自分らしい人生を見つけたい、日本という国は私には合わない、私にピッタリの人はどこにいるの――。いわゆる「自分探しの旅」を続け、遠くオランダの地で13歳年下の男性と結ばれた女性がいる。現地で社会福祉系の専門職に就いている岡本聖子さん(仮名、49歳)だ。
「懐の広い彼は私のお兄さんのようでもあり、お母さんでもお父さんでもあります」
聖子さんは夫のヨハネスさん(仮名、36歳)に精神的に依存するような発言をするが、Zoom画面越しの見た目からはしっかりした印象を受ける、整った顔立ちの和風美人だ。ヨハネスさんは口ひげを生やした坊主頭だがイカつくはない。細身で、人懐っこい笑みを常に浮かべて日本語で一生懸命に答えてくれる、女性的な雰囲気の男性だ。一見、ヨハネスさんのほうが弟キャラのようにも見えるが、実際の夫婦関係は異なるようだ。

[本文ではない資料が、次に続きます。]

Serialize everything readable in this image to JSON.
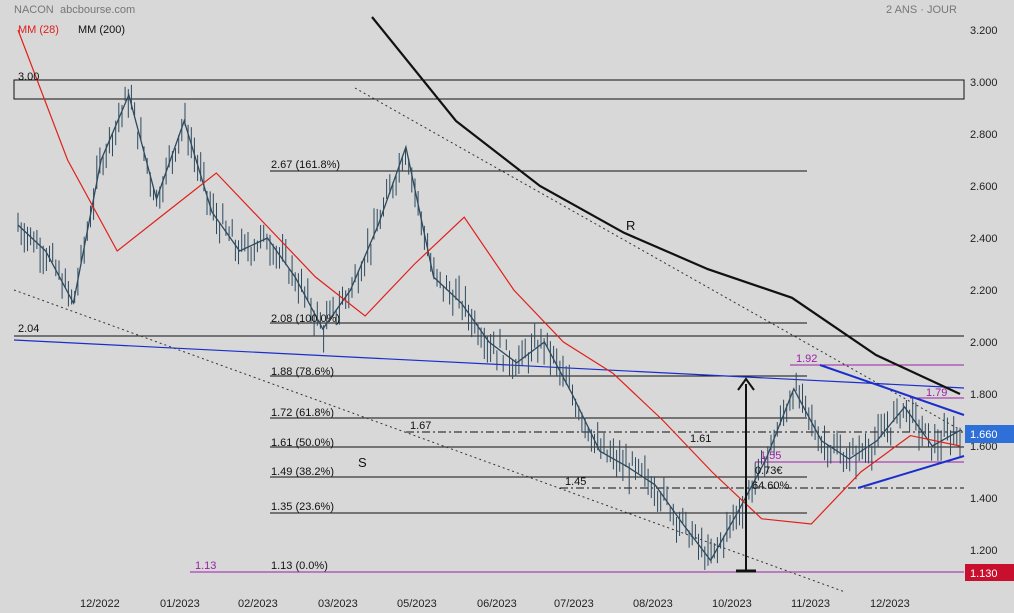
{
  "header": {
    "symbol": "NACON",
    "source": "abcbourse.com",
    "period": "2 ANS · JOUR",
    "legend": [
      {
        "label": "MM (28)",
        "color": "#e0201a"
      },
      {
        "label": "MM (200)",
        "color": "#111111"
      }
    ]
  },
  "chart_data": {
    "type": "ohlc",
    "title": "",
    "xlabel": "",
    "ylabel": "",
    "ylim": [
      1.08,
      3.3
    ],
    "x_ticks": [
      "12/2022",
      "01/2023",
      "02/2023",
      "03/2023",
      "05/2023",
      "06/2023",
      "07/2023",
      "08/2023",
      "10/2023",
      "11/2023",
      "12/2023"
    ],
    "y_ticks": [
      "1.200",
      "1.400",
      "1.600",
      "1.800",
      "2.000",
      "2.200",
      "2.400",
      "2.600",
      "2.800",
      "3.000",
      "3.200"
    ],
    "last_price": "1.660",
    "low_price": "1.130",
    "price_path": [
      [
        "11/2022",
        2.45
      ],
      [
        "12/2022",
        2.35
      ],
      [
        "12/2022",
        2.15
      ],
      [
        "12/2022",
        2.7
      ],
      [
        "12/2022",
        2.95
      ],
      [
        "01/2023",
        2.55
      ],
      [
        "01/2023",
        2.85
      ],
      [
        "01/2023",
        2.5
      ],
      [
        "02/2023",
        2.35
      ],
      [
        "02/2023",
        2.4
      ],
      [
        "03/2023",
        2.25
      ],
      [
        "03/2023",
        2.05
      ],
      [
        "03/2023",
        2.2
      ],
      [
        "05/2023",
        2.45
      ],
      [
        "05/2023",
        2.75
      ],
      [
        "05/2023",
        2.25
      ],
      [
        "06/2023",
        2.15
      ],
      [
        "06/2023",
        2.0
      ],
      [
        "07/2023",
        1.92
      ],
      [
        "07/2023",
        2.0
      ],
      [
        "07/2023",
        1.8
      ],
      [
        "08/2023",
        1.58
      ],
      [
        "08/2023",
        1.52
      ],
      [
        "08/2023",
        1.45
      ],
      [
        "10/2023",
        1.3
      ],
      [
        "10/2023",
        1.16
      ],
      [
        "11/2023",
        1.35
      ],
      [
        "11/2023",
        1.55
      ],
      [
        "11/2023",
        1.82
      ],
      [
        "11/2023",
        1.62
      ],
      [
        "12/2023",
        1.55
      ],
      [
        "12/2023",
        1.62
      ],
      [
        "12/2023",
        1.75
      ],
      [
        "12/2023",
        1.6
      ],
      [
        "12/2023",
        1.66
      ]
    ],
    "ma28_path": [
      [
        "11/2022",
        3.2
      ],
      [
        "12/2022",
        2.7
      ],
      [
        "12/2022",
        2.35
      ],
      [
        "01/2023",
        2.5
      ],
      [
        "01/2023",
        2.65
      ],
      [
        "02/2023",
        2.45
      ],
      [
        "03/2023",
        2.25
      ],
      [
        "03/2023",
        2.1
      ],
      [
        "05/2023",
        2.3
      ],
      [
        "05/2023",
        2.48
      ],
      [
        "06/2023",
        2.2
      ],
      [
        "07/2023",
        2.0
      ],
      [
        "07/2023",
        1.88
      ],
      [
        "08/2023",
        1.7
      ],
      [
        "10/2023",
        1.5
      ],
      [
        "10/2023",
        1.32
      ],
      [
        "11/2023",
        1.3
      ],
      [
        "11/2023",
        1.5
      ],
      [
        "12/2023",
        1.64
      ],
      [
        "12/2023",
        1.6
      ]
    ],
    "ma200_path": [
      [
        "03/2023",
        3.25
      ],
      [
        "05/2023",
        2.85
      ],
      [
        "06/2023",
        2.6
      ],
      [
        "07/2023",
        2.42
      ],
      [
        "08/2023",
        2.28
      ],
      [
        "10/2023",
        2.17
      ],
      [
        "11/2023",
        1.95
      ],
      [
        "12/2023",
        1.8
      ]
    ],
    "levels": [
      {
        "value": 3.0,
        "label": "3.00"
      },
      {
        "value": 2.67,
        "label": "2.67  (161.8%)"
      },
      {
        "value": 2.08,
        "label": "2.08  (100.0%)"
      },
      {
        "value": 2.04,
        "label": "2.04"
      },
      {
        "value": 1.88,
        "label": "1.88  (78.6%)"
      },
      {
        "value": 1.72,
        "label": "1.72  (61.8%)"
      },
      {
        "value": 1.67,
        "label": "1.67"
      },
      {
        "value": 1.61,
        "label": "1.61  (50.0%)"
      },
      {
        "value": 1.61,
        "label": "1.61"
      },
      {
        "value": 1.55,
        "label": "1.55"
      },
      {
        "value": 1.49,
        "label": "1.49  (38.2%)"
      },
      {
        "value": 1.45,
        "label": "1.45"
      },
      {
        "value": 1.35,
        "label": "1.35  (23.6%)"
      },
      {
        "value": 1.13,
        "label": "1.13  (0.0%)"
      },
      {
        "value": 1.13,
        "label": "1.13"
      },
      {
        "value": 1.92,
        "label": "1.92"
      },
      {
        "value": 1.79,
        "label": "1.79"
      }
    ],
    "annotations": [
      "R",
      "S",
      "0.73€",
      "64.60%"
    ]
  }
}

2人が結婚したのは2年前の夏。本連載は35歳以上で結婚した人を「晩婚さん」と定義しているので、ヨハネスさんはギリギリ取材対象外となる。オブザーバーとしてインタビューに参加してもらった。
付き合う相手に「父」を求めていた
東京出身の聖子さん。父方は古い家柄で、男性ばかりが優遇される家庭環境に違和感を覚えながら育ったという。
「両親は私が中学校に上がる頃に離婚し、父はすぐに再婚。『私は愛されていなかったんだな』と思いました。かなり年上の男性とばかり付き合うようになったのは、父を求めていたのかもしれません」と、ファザコンを告白する聖子さん。
福祉系の専門学校を出たものの、すぐに働く気持ちにはなれなかったという。バックパッカーとしてオーストラリア旅行などをした後、障害児福祉の分野にやりがいを見出した。